Nesse sentido, Abaid & Dell'Aglio15 afirmam que a maioria dos adolescentes acolhidos, por terem vivido em um contexto de violação de seus direitos, não encontram nos pais ou em amigos estas relações de confiança e amizade, mas em um funcionário da própria instituição, tornando este a sua principal fonte de apoio social.

Tal aspecto se apresenta como um fator protetivo da institucionalização e exerce efeitos positivos, pois o fato do adolescente encontrar alguém que tenha afeto verdadeiro e uma relação de proximidade com ele torna-se um importante aspecto promotor do desenvolvimento emocional e social16.

Destaca-se, assim, o papel do educador no desenvolvimento desses jovens, pois o mesmo tem a possibilidade de trabalhar não apenas o aprendizado cognitivo, mas também o afetivo, indispensável para que esses jovens possam aprender a superar as dificuldades que poderão enfrentar durante o seu percurso social17.

Outro contexto de desenvolvimento para o adolescente é a escola. Além de constituir um ambiente que promove a aprendizagem, integra o indivíduo à sociedade, proporcionando um espaço de socialização entre os jovens, em que os mesmos podem estabelecer vínculos mais profundos18.

No entanto, Abaid & Dell'Aglio15 e Abaid19 apontam que a escola tem se mostrado falha em seu papel protetivo para com os adolescentes que vivenciam o acolhimento, pois tem revelado altos percentuais de reprovação e expulsão, além de possibilitar vivências de agressão como as de ameaça ou humilhação, sobretudo por parte dos colegas.

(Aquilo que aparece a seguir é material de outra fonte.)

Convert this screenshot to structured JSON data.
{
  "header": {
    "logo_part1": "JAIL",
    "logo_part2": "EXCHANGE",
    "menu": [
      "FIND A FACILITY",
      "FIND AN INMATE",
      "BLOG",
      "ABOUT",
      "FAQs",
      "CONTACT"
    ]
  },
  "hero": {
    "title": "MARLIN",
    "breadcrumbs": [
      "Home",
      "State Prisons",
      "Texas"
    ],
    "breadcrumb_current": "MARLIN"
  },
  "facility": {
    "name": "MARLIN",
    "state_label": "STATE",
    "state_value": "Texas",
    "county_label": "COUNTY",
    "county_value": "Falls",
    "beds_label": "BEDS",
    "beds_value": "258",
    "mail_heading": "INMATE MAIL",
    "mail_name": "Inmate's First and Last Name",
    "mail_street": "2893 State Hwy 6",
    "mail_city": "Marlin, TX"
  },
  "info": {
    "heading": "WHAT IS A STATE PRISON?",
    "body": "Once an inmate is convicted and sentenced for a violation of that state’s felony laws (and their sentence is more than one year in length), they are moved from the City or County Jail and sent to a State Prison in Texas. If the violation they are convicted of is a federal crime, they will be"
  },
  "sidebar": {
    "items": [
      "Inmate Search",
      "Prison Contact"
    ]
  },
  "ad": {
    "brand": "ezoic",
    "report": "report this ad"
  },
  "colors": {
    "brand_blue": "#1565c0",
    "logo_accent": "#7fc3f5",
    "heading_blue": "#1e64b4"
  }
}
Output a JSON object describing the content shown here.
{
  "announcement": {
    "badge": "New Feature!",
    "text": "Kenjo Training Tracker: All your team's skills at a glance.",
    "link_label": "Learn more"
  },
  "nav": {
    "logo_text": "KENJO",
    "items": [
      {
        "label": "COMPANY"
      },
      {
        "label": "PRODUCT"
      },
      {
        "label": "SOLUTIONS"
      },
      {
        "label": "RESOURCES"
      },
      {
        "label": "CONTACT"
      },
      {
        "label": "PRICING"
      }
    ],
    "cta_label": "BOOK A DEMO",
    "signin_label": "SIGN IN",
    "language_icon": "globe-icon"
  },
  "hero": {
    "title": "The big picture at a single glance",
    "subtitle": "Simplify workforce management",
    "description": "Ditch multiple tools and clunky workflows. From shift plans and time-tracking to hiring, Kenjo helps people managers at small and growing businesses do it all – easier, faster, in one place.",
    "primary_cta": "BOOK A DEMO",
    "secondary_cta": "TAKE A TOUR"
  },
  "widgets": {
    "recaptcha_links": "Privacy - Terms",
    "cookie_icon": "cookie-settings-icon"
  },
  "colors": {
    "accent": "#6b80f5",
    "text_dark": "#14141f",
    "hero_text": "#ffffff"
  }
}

Além disso, a vivência precoce e prolongada nas instituições de acolhimento pode potencializar baixo rendimento escolar, dificuldades na aprendizagem e nas relações interpessoais18, o que, por sua vez, pode influenciar no declínio de motivação para aprender e afetar o modo como estes adolescentes enxergam o seu futuro.

Nesse sentido, as expectativas de futuro se destacam, na adolescência, como outro fator de proteção para o desenvolvimento humano. Erikson20 enfatizou o esforço de um adolescente para compreender o self, incluindo o papel que ele precisa desempenhar na sociedade, como um processo saudável e vital para ajudar os jovens a lidar com os desafios da vida adulta.

Todavia, as expectativas de futuro dos adolescentes em situação de acolhimento são baixas em relação aos adolescentes inseridos em outros contextos socioculturais19, o que se caracteriza como fator de risco ao desenvolvimento, pois indivíduos que apresentam frágeis expectativas para superar desafios e obstáculos podem ter a sua condição de vulnerabilidade agravada nessa fase da vida21.

Diante dos aspectos de desenvolvimento discutidos acima, Constantino22 afirma que os efeitos da institucionalização sobre o desenvolvimento da criança e do adolescente vão depender do modo como a instituição é organizada, do seu projeto pedagógico e da qualidade das relações estabelecida dentro desses espaços.

Neste sentido, destaca-se a necessidade da permanente capacitação dos profissionais que atuam nesses espaços, bem como a implementação de novas políticas nas instituições de acolhimento como, por exemplo, a inclusão do psicopedagogo nestas instituições, uma vez que este profissional trabalha com todos os aspectos do desenvolvimento (e.g., cognitivos, afetivos e sociais), tendo por objetivo o desenvolvimento do indivíduo e a superação das dificuldades na aprendizagem, seja do cotidiano ou acadêmicas23.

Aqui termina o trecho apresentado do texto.